Dışımızdaki İslami çevreleri yok saymamız doğru değildir. Katılmadığımız yönler olsa bile kardeşçe bir yaklaşımla uyarı görevimizi yerine getiririz. Müslümanlar arası iletişim oldukça önemlidir. Hak ve merhamet ölçüleri dâhilinde kardeşlik hukukunu hayata geçirmeliyiz.

Görevlerimizi sürdürürken ‘ehemden mühime’ tedrici bir yol izlemek gerekir. Önceliklerimiz öncelikle kulluğumuzu zedeleyecek olumsuzlukları gidermektir.

Ümmet olarak mutedil ve vasat olma vasfımızı koruma durumundayız. Ne omurgasız bir ılımlaşmaya nede anlamsız bir marjinalleşmeye yöneliriz.
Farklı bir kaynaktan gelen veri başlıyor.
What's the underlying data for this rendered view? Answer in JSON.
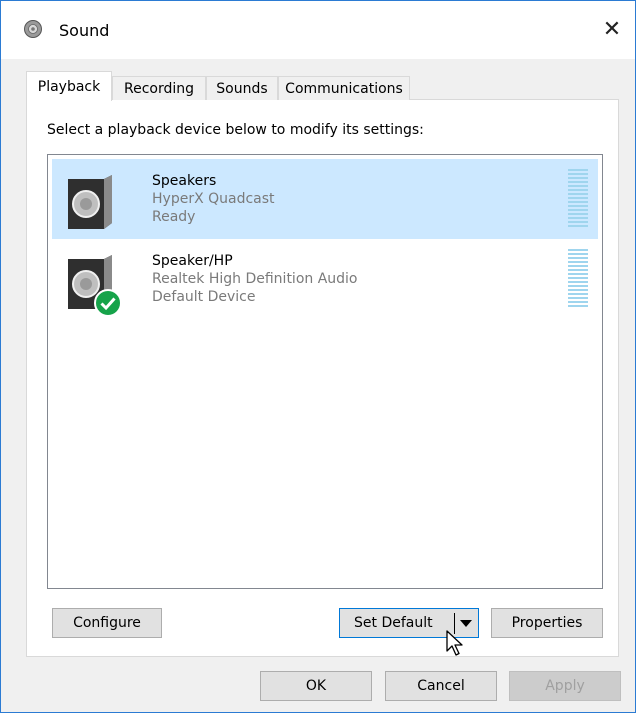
{
  "window": {
    "title": "Sound",
    "close_label": "✕"
  },
  "tabs": [
    {
      "label": "Playback",
      "active": true
    },
    {
      "label": "Recording",
      "active": false
    },
    {
      "label": "Sounds",
      "active": false
    },
    {
      "label": "Communications",
      "active": false
    }
  ],
  "instruction": "Select a playback device below to modify its settings:",
  "devices": [
    {
      "name": "Speakers",
      "description": "HyperX Quadcast",
      "status": "Ready",
      "selected": true,
      "is_default": false,
      "icon": "speaker-icon"
    },
    {
      "name": "Speaker/HP",
      "description": "Realtek High Definition Audio",
      "status": "Default Device",
      "selected": false,
      "is_default": true,
      "icon": "speaker-icon"
    }
  ],
  "buttons": {
    "configure": "Configure",
    "set_default": "Set Default",
    "properties": "Properties",
    "ok": "OK",
    "cancel": "Cancel",
    "apply": "Apply"
  },
  "colors": {
    "selection": "#cce8ff",
    "meter": "#9fd5ee",
    "default_badge": "#16a34a",
    "window_border": "#2b7bd3"
  }
}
Biz İslam’ın hem direnişçi hem de barışçı ruhunu çağa taşımak, böylece vahye tanıklığımızı sürdürmek mecburiyetindeyiz. Müslümanların cihad bilincini korurken basiretsiz, hikmetsiz güç ve şiddet kullanımından özellikle imtina etmeleri gerekir.

Tüm bunları tabi tutulduğumuz kulluk sınavında Rabbimizin rızasını elde etmek ve Hesap Günüde O’na vereceğimiz hesabın kolaylaşması yaparız.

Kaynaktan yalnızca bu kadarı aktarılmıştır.